The disclosures happen casually. A user types a question. The chatbot answers. The exchange feels private because it looks like a conversation. The reality is closer to filling out a detailed financial questionnaire and mailing it to a company whose internal data practices the user has no real visibility into. Whether the data trains future models, gets reviewed by human raters, or sits in retention systems for years depends on a privacy policy most users never read.
The Fiduciary Gap
A licensed attorney operates under a fiduciary duty. The phrase carries real weight: a legal obligation enforced by state bar associations, malpractice exposure, and ethical rules that predate the existence of computers. A chatbot operates under terms of service.
The fiduciary gap shows up most visibly in what a chatbot will recommend. A prompt about minimizing estate tax often returns a stack of sophisticated structures: dynasty trusts, domestic asset protection trusts, family limited partnerships, irrevocable life insurance trusts. Each one is a real tool with real uses. Each one carries real costs that the chatbot tends to skip past.
Slowik warns that "AI will suggest a dynasty trust, a DAPT, and a family limited partnership without ever telling you that the setup costs, annual administration, and trustee fees might run tens of thousands of dollars a year.
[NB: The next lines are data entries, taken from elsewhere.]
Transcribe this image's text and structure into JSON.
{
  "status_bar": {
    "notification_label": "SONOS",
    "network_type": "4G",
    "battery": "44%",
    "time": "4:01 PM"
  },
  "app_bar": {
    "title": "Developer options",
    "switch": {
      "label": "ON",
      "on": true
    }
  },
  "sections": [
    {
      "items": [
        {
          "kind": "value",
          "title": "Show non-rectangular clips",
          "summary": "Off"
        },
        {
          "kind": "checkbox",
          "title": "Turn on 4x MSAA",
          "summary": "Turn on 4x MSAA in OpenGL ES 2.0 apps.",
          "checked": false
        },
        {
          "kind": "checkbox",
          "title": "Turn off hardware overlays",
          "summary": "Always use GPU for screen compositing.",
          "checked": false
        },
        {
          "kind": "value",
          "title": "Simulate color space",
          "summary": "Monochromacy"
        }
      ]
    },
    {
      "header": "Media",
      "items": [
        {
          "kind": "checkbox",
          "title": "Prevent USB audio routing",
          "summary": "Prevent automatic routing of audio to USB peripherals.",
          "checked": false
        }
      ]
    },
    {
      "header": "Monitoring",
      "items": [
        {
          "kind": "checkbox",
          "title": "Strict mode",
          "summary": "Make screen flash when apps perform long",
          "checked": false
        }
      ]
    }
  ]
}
A good estate planning attorney talks you out of things as often as they talk you into them. A chatbot never will."
The Human Element
The deepest limitation of AI in this space has less to do with law than with people. An estate plan exists on paper. The plan executes through humans. A surviving spouse who has to remember how to fund the trust. An adult child who agrees to serve as trustee. An estranged sibling who decides whether to challenge a distribution. A family business partner who has the option of buying out the heirs.
The skipped conversation is where the practice of estate planning lives. Will the daughter agree to be trustee for her brother's spendthrift trust without resenting him for the next thirty years? Will the family business survive a buy-sell agreement that requires three siblings to agree on a valuation? Will the surviving spouse remember to retitle the house? A chatbot can describe each of these structures in sound prose. It cannot weigh whether the family in front of it can carry them.
Where AI Fits in the Estate Planning Process
Many lawyers do leave a narrow lane open. Hazen suggests AI as a starting point: a way to learn vocabulary before a meeting, get oriented to general concepts, or develop questions to bring into a consultation. This can lead to sound advice without divulging private information about your situation.
Drafting documents. Naming fiduciaries. Structuring trusts. Making tax elections. Each of these decisions echoes for decades, and many of them only become visible after the person who made them has lost the ability to revisit the choice.